标准库中的类型检查应该使用这些类,而不是具体的内置类型。
我们从 Number 类开始,它是人们想象的数字类型的模糊概念。此类仅用于重载;它不提供任何操作。
class Number(metaclass=ABCMeta): pass
大多数复数(complex number)的实现都是可散列的,但是如果你需要依赖它,则必须明确地检查:此层次结构支持可变的数。
class Complex(Number):
"""Complex defines the operations that work on the builtin complex type.
In short, those are: conversion to complex, bool(), .real, .imag,
+, -, *, /, **, abs(), .conjugate(), ==, and !=.
If it is given heterogenous arguments, and doesn't have special
knowledge about them, it should fall back to the builtin complex
type as described below.
"""
@abstractmethod
def __complex__(self):
"""Return a builtin complex instance."""
def __bool__(self):
"""True if self != 0."""
return self != 0
@abstractproperty
def real(self):
"""Retrieve the real component of this number.
This should subclass Real.
"""
raise NotImplementedError
@abstractproperty
def imag(self):
"""Retrieve the real component of this number.
This should subclass Real.
"""
raise NotImplementedError
@abstractmethod
def __add__(self, other):
raise NotImplementedError
@abstractmethod
def __radd__(self, other):
raise NotImplementedError
@abstractmethod
def __neg__(self):
raise NotImplementedError
def __pos__(self):
"""Coerces self to whatever class defines the method."""
raise NotImplementedError
def __sub__(self, other):
return self + -other
def __rsub__(self, other):
return -self + other
@abstractmethod
def __mul__(self, other):
raise NotImplementedError
@abstractmethod
def __rmul__(self, other):
raise NotImplementedError
@abstractmethod
def __div__(self, other):
"""a/b; should promote to float or complex when necessary."""
raise NotImplementedError
@abstractmethod
def __rdiv__(self, other):
raise NotImplementedError
@abstractmethod
def __pow__(self, exponent):
"""a**b; should promote to float or complex when necessary."""
raise NotImplementedError
@abstractmethod
def __rpow__(self, base):
raise NotImplementedError
@abstractmethod
def __abs__(self):
"""Returns the Real distance from 0."""
raise NotImplementedError
@abstractmethod
def conjugate(self):
"""(x+y*i).conjugate() returns (x-y*i)."""
raise NotImplementedError
@abstractmethod
def __eq__(self, other):
raise NotImplementedError
# __ne__ is inherited from object and negates whatever __eq__ does.
Real
抽象基类表示在实数轴上的值,并且支持内置的float
的操作。
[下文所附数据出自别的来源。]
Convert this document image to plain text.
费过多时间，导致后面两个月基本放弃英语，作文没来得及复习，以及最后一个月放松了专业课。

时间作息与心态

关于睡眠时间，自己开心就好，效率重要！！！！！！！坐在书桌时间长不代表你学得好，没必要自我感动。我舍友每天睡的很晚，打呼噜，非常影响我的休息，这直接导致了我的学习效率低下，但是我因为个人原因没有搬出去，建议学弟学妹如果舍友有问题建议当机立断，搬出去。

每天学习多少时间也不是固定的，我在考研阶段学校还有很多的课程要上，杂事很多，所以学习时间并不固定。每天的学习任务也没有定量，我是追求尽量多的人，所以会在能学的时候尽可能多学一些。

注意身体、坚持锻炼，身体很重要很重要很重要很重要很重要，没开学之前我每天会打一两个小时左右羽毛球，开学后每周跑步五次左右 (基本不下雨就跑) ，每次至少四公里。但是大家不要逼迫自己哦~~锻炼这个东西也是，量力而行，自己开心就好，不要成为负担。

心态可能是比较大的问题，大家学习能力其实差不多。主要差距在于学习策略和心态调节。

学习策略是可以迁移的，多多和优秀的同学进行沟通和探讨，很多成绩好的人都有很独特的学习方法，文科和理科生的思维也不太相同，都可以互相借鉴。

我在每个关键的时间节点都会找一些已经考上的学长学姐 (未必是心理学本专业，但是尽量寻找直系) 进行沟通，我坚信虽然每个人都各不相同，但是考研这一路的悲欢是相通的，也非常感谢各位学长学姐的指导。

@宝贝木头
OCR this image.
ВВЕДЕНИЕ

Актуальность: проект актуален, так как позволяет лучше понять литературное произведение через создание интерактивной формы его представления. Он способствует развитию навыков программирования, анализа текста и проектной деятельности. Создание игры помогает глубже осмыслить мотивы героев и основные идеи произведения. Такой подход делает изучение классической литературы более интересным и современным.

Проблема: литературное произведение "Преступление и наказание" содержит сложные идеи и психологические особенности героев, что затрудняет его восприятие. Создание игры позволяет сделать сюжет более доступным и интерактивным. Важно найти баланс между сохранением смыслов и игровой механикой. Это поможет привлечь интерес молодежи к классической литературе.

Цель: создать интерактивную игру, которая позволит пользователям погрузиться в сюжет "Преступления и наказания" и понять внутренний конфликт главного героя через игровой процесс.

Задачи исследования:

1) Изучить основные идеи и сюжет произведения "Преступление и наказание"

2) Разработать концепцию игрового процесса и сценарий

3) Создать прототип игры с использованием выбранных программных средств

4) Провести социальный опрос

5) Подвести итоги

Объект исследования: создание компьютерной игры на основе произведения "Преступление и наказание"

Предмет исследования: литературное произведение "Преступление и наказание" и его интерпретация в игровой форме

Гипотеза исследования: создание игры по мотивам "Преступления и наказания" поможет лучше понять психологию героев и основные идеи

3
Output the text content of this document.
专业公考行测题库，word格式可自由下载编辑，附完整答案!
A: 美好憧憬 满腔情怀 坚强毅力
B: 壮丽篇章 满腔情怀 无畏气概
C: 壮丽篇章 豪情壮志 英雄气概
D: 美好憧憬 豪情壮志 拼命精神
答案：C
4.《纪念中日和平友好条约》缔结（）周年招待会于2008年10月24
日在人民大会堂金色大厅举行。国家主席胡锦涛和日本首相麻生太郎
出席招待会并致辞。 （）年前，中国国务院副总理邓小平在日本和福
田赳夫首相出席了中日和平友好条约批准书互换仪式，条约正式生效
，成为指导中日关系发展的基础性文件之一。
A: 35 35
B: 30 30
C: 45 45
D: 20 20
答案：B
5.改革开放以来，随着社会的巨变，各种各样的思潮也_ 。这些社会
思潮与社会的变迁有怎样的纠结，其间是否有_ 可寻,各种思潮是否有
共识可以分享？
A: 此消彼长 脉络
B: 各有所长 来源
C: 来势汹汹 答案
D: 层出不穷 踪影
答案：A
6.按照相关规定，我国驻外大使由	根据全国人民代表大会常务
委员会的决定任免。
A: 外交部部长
实数(Real number)是完全有序的,除了 NaN(本 PEP 基本上不考虑它)。
class Real(Complex):
"""To Complex, Real adds the operations that work on real numbers.
In short, those are: conversion to float, trunc(), math.floor(),
math.ceil(), round(), divmod(), //, %, <, <=, >, and >=.
Real also provides defaults for some of the derived operations.
"""
# XXX What to do about the __int__ implementation that's
# currently present on float? Get rid of it?
@abstractmethod
def __float__(self):
"""Any Real can be converted to a native float object."""
raise NotImplementedError
@abstractmethod
def __trunc__(self):
"""Truncates self to an Integral.
Returns an Integral i such that:
* i>=0 iff self>0;
* abs(i) <= abs(self);
* for any Integral j satisfying the first two conditions,
abs(i) >= abs(j) [i.e. i has "maximal" abs among those].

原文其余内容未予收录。